Joey had the fake gimp’s arms twisted up behind his back, held easy in one of her huge hands, with the other she had hold of his hair, dunking him face first into the river. The muscles of her arms pumped up and down, relentless pistons pushing him under the water, out again, snap back into the river. Her eyes had gone flat and gray, her mouth twisted.
Alhambra said, matter-of-fact, “Let him get a breath now, Joey.”
Joey shrugged, lifted his head, peered at the fake gimp’s face with scientific detachment.
He gagged, green-brown river water puked from his mouth. He took a stuttering gulp of air, his eyes fluttering.
Joey shook him, wrinkled her nose, straight-armed his head back under.
Gina stepped toward the river. “That fucker isn’t never comin up.”
Bubbles.
“He ain’t worth it, Joey,” Alhambra said. Simple statement.
Gina’s voice rose up over the river’s howl, “Hey! Never goin back? Joey—you ain’t never goin back. Remember?”

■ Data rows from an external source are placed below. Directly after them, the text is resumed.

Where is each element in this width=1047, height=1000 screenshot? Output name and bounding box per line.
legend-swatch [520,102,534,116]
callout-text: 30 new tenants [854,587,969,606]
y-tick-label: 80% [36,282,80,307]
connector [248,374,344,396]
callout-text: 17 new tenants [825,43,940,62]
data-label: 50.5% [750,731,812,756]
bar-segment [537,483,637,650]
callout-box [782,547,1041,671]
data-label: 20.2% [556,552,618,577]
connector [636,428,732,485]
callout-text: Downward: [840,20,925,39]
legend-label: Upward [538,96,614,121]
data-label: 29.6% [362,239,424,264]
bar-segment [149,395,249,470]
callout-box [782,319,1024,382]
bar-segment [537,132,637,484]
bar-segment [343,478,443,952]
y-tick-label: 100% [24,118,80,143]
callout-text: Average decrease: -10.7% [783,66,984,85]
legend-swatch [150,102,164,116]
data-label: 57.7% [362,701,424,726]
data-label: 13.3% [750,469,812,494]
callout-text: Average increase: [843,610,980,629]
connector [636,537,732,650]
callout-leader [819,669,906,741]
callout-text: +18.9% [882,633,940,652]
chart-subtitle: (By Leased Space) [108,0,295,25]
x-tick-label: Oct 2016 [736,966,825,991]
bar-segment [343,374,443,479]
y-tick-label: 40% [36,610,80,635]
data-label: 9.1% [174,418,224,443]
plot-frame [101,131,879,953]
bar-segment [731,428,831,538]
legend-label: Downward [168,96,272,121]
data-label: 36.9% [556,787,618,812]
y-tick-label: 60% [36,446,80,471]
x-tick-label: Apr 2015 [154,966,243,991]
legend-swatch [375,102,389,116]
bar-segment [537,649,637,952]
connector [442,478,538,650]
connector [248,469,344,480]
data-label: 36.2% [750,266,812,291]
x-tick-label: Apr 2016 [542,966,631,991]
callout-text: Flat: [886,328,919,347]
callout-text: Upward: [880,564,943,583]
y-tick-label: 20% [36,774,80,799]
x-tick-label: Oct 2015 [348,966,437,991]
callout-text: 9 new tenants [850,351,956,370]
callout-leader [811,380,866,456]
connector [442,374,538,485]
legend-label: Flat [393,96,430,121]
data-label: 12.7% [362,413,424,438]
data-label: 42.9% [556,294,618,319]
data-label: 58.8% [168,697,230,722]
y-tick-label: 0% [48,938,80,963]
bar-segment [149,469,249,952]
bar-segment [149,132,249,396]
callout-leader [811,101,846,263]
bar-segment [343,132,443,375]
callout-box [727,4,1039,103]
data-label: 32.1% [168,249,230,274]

Bubbles. An eternity of bubbles rising
pock pock pock
to the surface.
Joey looked up, took a breath. Nodded. She thrust the man from her, into the current, staggered up to the shore. “Thank you.” She popped her knuckles, tipped her head left and right to get the tension out of her neck. “Thank you.”
They watched the limp form spin in the current, catch on the next curve, and lie there for a moment before the man began to pull himself up the gravel.
Gina muttered, “Fuckers like that never die.”
Joey sighed, “I’m keeping the wheelchair though. Damn.” She folded the thing up, hoisted it over one shoulder, waved to Alhambra and Gina. “Have yerselves a jolly day. Clean and sober. Oh yeahhhh.”
The rain had let up, Gina and Alhambra were walking down the same path they’d rocketed down the night before. The only sound was the steady noise of hundreds of thousands of gallons of water rushing to the sea. Billions of gallons?